En revanche, en détruisant tout espace entre les hommes, en les écrasant les uns contre les autres, la domination totalitaire anéantit jusqu’à la productivité potentielle de l’isolement, elle efface jusqu’à la chance la plus mince que la désolation se transforme en solitude et la logique en pensée.
Or, œuvre « politique » de la domination totalitaire, la désolation, perte radicale de monde autant que de soi, se trouve être également, mais d’une autre façon, l’œuvre « sociale » d’une société de travailleurs. Exclus de l’agir concerté au même titre que l’ homo faber isolé, l’animal laborans l’est aussi de la confection poiètique du monde ; sans lien avec les autres et sans lien avec le monde, tout entier soumis au registre de la vie et de la reproduction d’un métabolisme avec la nature qui ne comporte aucune dignité humaine, mondaine ou communautaire, l’animal laborans est le sujet d’une expérience désolante et désolée du monde, celle du « désœuvrement ».

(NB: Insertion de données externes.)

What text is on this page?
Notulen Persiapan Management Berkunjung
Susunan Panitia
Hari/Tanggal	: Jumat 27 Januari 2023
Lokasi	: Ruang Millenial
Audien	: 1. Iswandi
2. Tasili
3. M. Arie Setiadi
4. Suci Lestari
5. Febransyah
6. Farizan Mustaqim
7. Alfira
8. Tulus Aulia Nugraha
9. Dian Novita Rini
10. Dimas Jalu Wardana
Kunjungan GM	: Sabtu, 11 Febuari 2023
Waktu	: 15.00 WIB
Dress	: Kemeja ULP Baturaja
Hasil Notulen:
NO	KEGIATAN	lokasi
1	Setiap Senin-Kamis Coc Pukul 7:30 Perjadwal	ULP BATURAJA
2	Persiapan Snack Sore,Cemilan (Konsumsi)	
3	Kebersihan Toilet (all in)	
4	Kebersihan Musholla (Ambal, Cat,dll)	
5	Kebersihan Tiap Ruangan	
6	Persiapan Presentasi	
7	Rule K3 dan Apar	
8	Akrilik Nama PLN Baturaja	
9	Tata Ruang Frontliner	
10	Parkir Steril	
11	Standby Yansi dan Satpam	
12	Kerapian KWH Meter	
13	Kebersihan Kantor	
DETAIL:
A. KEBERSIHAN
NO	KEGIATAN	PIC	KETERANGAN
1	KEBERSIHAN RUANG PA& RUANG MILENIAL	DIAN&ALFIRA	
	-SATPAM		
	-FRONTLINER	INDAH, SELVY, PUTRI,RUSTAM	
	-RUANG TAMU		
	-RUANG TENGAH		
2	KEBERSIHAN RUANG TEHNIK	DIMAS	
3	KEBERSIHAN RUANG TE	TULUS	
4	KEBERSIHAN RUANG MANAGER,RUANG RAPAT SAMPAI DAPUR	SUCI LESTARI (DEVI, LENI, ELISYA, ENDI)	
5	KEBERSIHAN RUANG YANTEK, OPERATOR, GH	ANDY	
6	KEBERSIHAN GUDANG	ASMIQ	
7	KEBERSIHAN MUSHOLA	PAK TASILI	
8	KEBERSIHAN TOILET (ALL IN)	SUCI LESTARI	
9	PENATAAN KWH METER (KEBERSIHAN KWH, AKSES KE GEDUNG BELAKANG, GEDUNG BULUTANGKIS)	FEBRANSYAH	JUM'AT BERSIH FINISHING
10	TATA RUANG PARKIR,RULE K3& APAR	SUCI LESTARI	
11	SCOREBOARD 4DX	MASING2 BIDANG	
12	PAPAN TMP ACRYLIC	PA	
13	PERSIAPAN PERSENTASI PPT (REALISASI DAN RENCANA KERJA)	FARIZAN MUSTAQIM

Ce terme signifie ici le paradoxe d’un système totalitaire ou d’une société dite « démocratique » qui conçoit l’instauration d’une communauté unie comme son œuvre propre dans le même temps où elle détruit les conditions proprement politiques de toute existence commune : l’institution et la préservation d’un espace public d’actions ne poursuivant, à rigoureusement parler, aucune œuvre, puisque l’action se distingue de l’œuvre, de la fabrication ou de la production en ceci qu’elle ne fait rien, n’œuvre rien, ne produit rien d’autre qu’elle-même. S’il produit des biens consomptibles, le travail n’œuvre pas (il ne laisse rien derrière lui). Si elle tisse le lien humain, l’action n’œuvre pas non plus (et ne laisse non plus rien derrière elle). En ce sens, toute action — politique — est, à proprement parler, autant que le travail, désœuvrée et même désœuvrante. Mais dans le cas de l’action, à la différence bien évidemment du travail, cette absence d’œuvre a pour envers l’institution d’un espace public et d’un lien humain pouvant donner naissance à un monde commun qui n’est jamais l’œuvre des hommes ou de « politiques » mais toujours l’expression de l’espace-entre-eux qui les lie en les séparant, en les distinguant.

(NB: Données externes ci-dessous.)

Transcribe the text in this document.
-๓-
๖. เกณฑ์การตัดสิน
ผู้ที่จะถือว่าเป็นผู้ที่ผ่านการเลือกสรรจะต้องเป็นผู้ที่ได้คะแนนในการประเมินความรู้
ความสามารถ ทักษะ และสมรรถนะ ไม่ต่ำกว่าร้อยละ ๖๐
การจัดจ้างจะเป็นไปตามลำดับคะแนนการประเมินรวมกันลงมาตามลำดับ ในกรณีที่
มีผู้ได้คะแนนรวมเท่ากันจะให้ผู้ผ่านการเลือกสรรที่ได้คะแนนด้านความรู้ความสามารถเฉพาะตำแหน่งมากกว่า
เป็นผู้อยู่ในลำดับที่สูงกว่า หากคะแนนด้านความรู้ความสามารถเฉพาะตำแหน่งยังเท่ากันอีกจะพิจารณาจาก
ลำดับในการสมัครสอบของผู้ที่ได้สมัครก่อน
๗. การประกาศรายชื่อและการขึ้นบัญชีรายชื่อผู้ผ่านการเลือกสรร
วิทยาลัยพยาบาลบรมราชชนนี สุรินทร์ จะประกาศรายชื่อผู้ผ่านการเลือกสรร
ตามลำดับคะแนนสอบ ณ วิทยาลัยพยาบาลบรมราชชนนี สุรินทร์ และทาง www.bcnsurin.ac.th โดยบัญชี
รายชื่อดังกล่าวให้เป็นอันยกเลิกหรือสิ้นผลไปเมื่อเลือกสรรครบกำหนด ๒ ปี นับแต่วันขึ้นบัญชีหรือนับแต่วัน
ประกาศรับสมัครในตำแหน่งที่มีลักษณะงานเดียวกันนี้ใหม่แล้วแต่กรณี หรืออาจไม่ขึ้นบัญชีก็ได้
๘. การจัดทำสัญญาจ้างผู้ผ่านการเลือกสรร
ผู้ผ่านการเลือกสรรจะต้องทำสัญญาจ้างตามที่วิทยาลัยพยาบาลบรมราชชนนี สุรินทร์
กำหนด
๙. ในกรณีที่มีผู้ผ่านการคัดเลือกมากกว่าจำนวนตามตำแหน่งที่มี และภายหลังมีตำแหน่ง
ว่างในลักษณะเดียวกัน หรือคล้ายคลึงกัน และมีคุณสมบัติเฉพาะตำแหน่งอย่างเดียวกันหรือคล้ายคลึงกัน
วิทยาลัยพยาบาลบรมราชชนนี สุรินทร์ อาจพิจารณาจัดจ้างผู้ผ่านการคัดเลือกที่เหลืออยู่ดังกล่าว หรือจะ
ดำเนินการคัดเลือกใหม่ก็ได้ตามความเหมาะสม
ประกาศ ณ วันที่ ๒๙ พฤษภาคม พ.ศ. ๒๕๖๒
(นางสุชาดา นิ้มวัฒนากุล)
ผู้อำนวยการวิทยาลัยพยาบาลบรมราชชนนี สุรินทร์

Hors du système totalitaire où elle cristallise le désœuvrement du monde et la déliaison politique de la pluralité, la désolation se retrouve comme le trait d’une humanité réduite, dans la société moderne, à la seule activité du travail. Car cette humanité ne peut guère s’actualiser que dans le seul registre de la vie, de la nécessité de la reproduction des forces vitales et du métabolisme naturel qui, en raison du processus dévorant de la vie, finit par avoir raison du monde.